The following command splits the file
file1.tar
into 2 GB parts namedfile1.tar.partaa
andfile1.tar.partab
.Important:
Specify the
.part
extension exactly as shown below.$ split –b 2048m file1.tar file1.tar.part
-
Upload the resulting
file1.tar.partaa
andfile1.tar.partab
files.Important:
Do not rename these output part files.
$ curl -T file1.tar.partaa -u MOSuserID@example.com https://transport.oracle.com/upload/issue/SR_number/ $ curl -T file1.tar.partab -u MOSuserID@example.com https://transport.oracle.com/upload/issue/SR_number/
-
Send the command to put the parts back together.
The spit files will not be attached to the service request. Only the final concatenated file will be attached to the service request.
$ curl -X PUT -H X-multipart-total-size:original_size -u MOSuserID@example.com https://transport.oracle.com/upload/issue/SR_number/file1.tar?multiPartComplete=true
In the preceding command,
original_size
is the size of the original unsplit file as shown by a file listing. -
Verify the size of the newly-attached file.
Note:
This verification command must be executed immediately after the concatenation command in Step 3. Otherwise, the file will have begun processing and will no longer be available for this command.
$ curl -I -u MOSuserID@example.com https://transport.oracle.com/upload/issue/SR_number/file1.tar X-existing-file-size: original_size
Resuming an Interrupted HTTPS Upload
You can resume a file upload that terminated abnormally. Resuming can only be done by using HTTPS. Resuming does not work with FTPS. When an upload is interrupted by some event, the start with retrieving the file size of the interrupted file
-
Determine how much of the file has already been uploaded.

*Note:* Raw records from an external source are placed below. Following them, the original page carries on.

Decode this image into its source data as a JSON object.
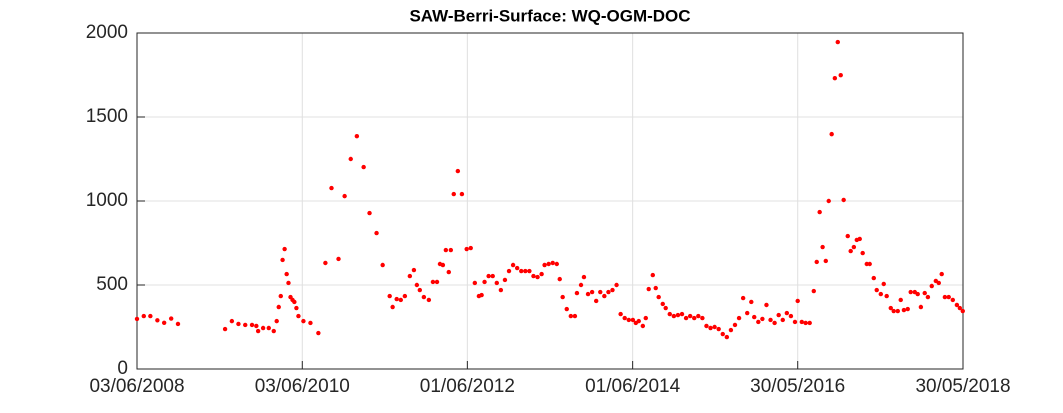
{
  "chart_data": {
    "type": "scatter",
    "title": "SAW-Berri-Surface: WQ-OGM-DOC",
    "color": "#ff0000",
    "grid": true,
    "xlim": [
      "03/06/2008",
      "30/05/2018"
    ],
    "xticks": [
      "03/06/2008",
      "03/06/2010",
      "01/06/2012",
      "01/06/2014",
      "30/05/2016",
      "30/05/2018"
    ],
    "ylim": [
      0,
      2000
    ],
    "yticks": [
      0,
      500,
      1000,
      1500,
      2000
    ],
    "x": [
      "03/06/2008",
      "03/07/2008",
      "01/08/2008",
      "01/09/2008",
      "01/10/2008",
      "01/11/2008",
      "01/12/2008",
      "27/06/2009",
      "27/07/2009",
      "25/08/2009",
      "24/09/2009",
      "24/10/2009",
      "12/11/2009",
      "20/11/2009",
      "12/12/2009",
      "06/01/2010",
      "28/01/2010",
      "10/02/2010",
      "19/02/2010",
      "28/02/2010",
      "08/03/2010",
      "17/03/2010",
      "26/03/2010",
      "03/04/2010",
      "12/04/2010",
      "21/04/2010",
      "29/04/2010",
      "08/05/2010",
      "17/05/2010",
      "08/06/2010",
      "09/07/2010",
      "13/08/2010",
      "13/09/2010",
      "10/10/2010",
      "10/11/2010",
      "07/12/2010",
      "03/01/2011",
      "30/01/2011",
      "01/03/2011",
      "27/03/2011",
      "27/04/2011",
      "24/05/2011",
      "24/06/2011",
      "07/07/2011",
      "25/07/2011",
      "12/08/2011",
      "30/08/2011",
      "21/09/2011",
      "09/10/2011",
      "22/10/2011",
      "04/11/2011",
      "22/11/2011",
      "14/12/2011",
      "01/01/2012",
      "19/01/2012",
      "01/02/2012",
      "14/02/2012",
      "27/02/2012",
      "11/03/2012",
      "20/03/2012",
      "02/04/2012",
      "20/04/2012",
      "08/05/2012",
      "29/05/2012",
      "16/06/2012",
      "04/07/2012",
      "22/07/2012",
      "03/08/2012",
      "16/08/2012",
      "03/09/2012",
      "21/09/2012",
      "09/10/2012",
      "27/10/2012",
      "14/11/2012",
      "02/12/2012",
      "20/12/2012",
      "07/01/2013",
      "25/01/2013",
      "12/02/2013",
      "02/03/2013",
      "20/03/2013",
      "07/04/2013",
      "25/04/2013",
      "08/05/2013",
      "26/05/2013",
      "13/06/2013",
      "01/07/2013",
      "14/07/2013",
      "27/07/2013",
      "14/08/2013",
      "01/09/2013",
      "19/09/2013",
      "28/09/2013",
      "16/10/2013",
      "29/10/2013",
      "16/11/2013",
      "04/12/2013",
      "22/12/2013",
      "09/01/2014",
      "27/01/2014",
      "14/02/2014",
      "04/03/2014",
      "22/03/2014",
      "09/04/2014",
      "27/04/2014",
      "15/05/2014",
      "02/06/2014",
      "15/06/2014",
      "28/06/2014",
      "16/07/2014",
      "29/07/2014",
      "11/08/2014",
      "29/08/2014",
      "11/09/2014",
      "24/09/2014",
      "12/10/2014",
      "25/10/2014",
      "12/11/2014",
      "30/11/2014",
      "18/12/2014",
      "05/01/2015",
      "23/01/2015",
      "10/02/2015",
      "28/02/2015",
      "18/03/2015",
      "05/04/2015",
      "23/04/2015",
      "11/05/2015",
      "29/05/2015",
      "16/06/2015",
      "04/07/2015",
      "22/07/2015",
      "09/08/2015",
      "27/08/2015",
      "14/09/2015",
      "02/10/2015",
      "20/10/2015",
      "07/11/2015",
      "20/11/2015",
      "08/12/2015",
      "26/12/2015",
      "13/01/2016",
      "31/01/2016",
      "18/02/2016",
      "07/03/2016",
      "25/03/2016",
      "12/04/2016",
      "30/04/2016",
      "18/05/2016",
      "30/05/2016",
      "17/06/2016",
      "04/07/2016",
      "22/07/2016",
      "09/08/2016",
      "22/08/2016",
      "04/09/2016",
      "17/09/2016",
      "01/10/2016",
      "14/10/2016",
      "27/10/2016",
      "10/11/2016",
      "23/11/2016",
      "06/12/2016",
      "19/12/2016",
      "06/01/2017",
      "19/01/2017",
      "02/02/2017",
      "15/02/2017",
      "28/02/2017",
      "13/03/2017",
      "31/03/2017",
      "13/04/2017",
      "01/05/2017",
      "14/05/2017",
      "01/06/2017",
      "14/06/2017",
      "27/06/2017",
      "15/07/2017",
      "28/07/2017",
      "15/08/2017",
      "28/08/2017",
      "11/09/2017",
      "28/09/2017",
      "11/10/2017",
      "29/10/2017",
      "11/11/2017",
      "25/11/2017",
      "12/12/2017",
      "26/12/2017",
      "12/01/2018",
      "30/01/2018",
      "12/02/2018",
      "25/02/2018",
      "11/03/2018",
      "28/03/2018",
      "15/04/2018",
      "03/05/2018",
      "16/05/2018",
      "29/05/2018"
    ],
    "values": [
      298,
      315,
      315,
      290,
      275,
      300,
      268,
      238,
      285,
      268,
      262,
      262,
      256,
      226,
      244,
      244,
      226,
      285,
      369,
      434,
      649,
      714,
      565,
      512,
      428,
      411,
      399,
      363,
      315,
      285,
      274,
      214,
      631,
      1077,
      655,
      1029,
      1250,
      1386,
      1202,
      928,
      809,
      619,
      434,
      369,
      416,
      411,
      434,
      553,
      589,
      500,
      470,
      428,
      411,
      518,
      518,
      625,
      619,
      708,
      577,
      708,
      1041,
      1178,
      1041,
      714,
      720,
      512,
      434,
      440,
      518,
      553,
      553,
      512,
      470,
      530,
      583,
      619,
      601,
      583,
      583,
      583,
      553,
      547,
      565,
      619,
      625,
      631,
      625,
      535,
      428,
      357,
      315,
      315,
      452,
      500,
      547,
      446,
      458,
      405,
      458,
      434,
      458,
      470,
      500,
      327,
      303,
      292,
      292,
      274,
      285,
      256,
      303,
      476,
      559,
      482,
      428,
      387,
      363,
      327,
      315,
      321,
      327,
      303,
      315,
      303,
      315,
      303,
      256,
      244,
      250,
      238,
      208,
      190,
      232,
      262,
      303,
      422,
      333,
      399,
      309,
      280,
      298,
      381,
      292,
      274,
      321,
      292,
      333,
      315,
      280,
      405,
      280,
      274,
      274,
      464,
      637,
      934,
      726,
      643,
      1000,
      1398,
      1731,
      1946,
      1749,
      1006,
      791,
      702,
      726,
      768,
      774,
      690,
      625,
      625,
      541,
      470,
      446,
      506,
      434,
      363,
      345,
      345,
      411,
      351,
      357,
      458,
      458,
      446,
      369,
      452,
      428,
      494,
      524,
      512,
      565,
      428,
      428,
      411,
      381,
      363,
      345
    ]
  }
}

$ curl -I -u MOSuserID@example.com https://transport.oracle.com/upload/issue/SR_number/myinfo.tar HTTP/1.1 204 No Content Date: Tue, 15 Nov 2022 22:53:54 GMT Content-Type: text/plain X-existing-file-size: already_uploaded_size X-Powered-By: Servlet/3.0 JSP/2.2
-
Resume the file upload.
Note the file size returned in “X-existing-file-size” in Step 1. Use that file size after the
-C
switch and in the-H “X-resume-offset:”
switch.$ curl -Calready_uploaded_size -H "X-resume-offset: already_uploaded_size" -T myinfo.tar -u MOSuserID@example.com https://transport.oracle.com/upload/issue/SR_number/myinfo.tar
-
Verify the final file size.
$ curl -I -u MOSuserID@example.com https://transport.oracle.com/upload/issue/SR_number/myinfo.tar -H X-existing-file-size: original_size
In the preceding command,
original_size
is the size of the original file as shown by a file listing.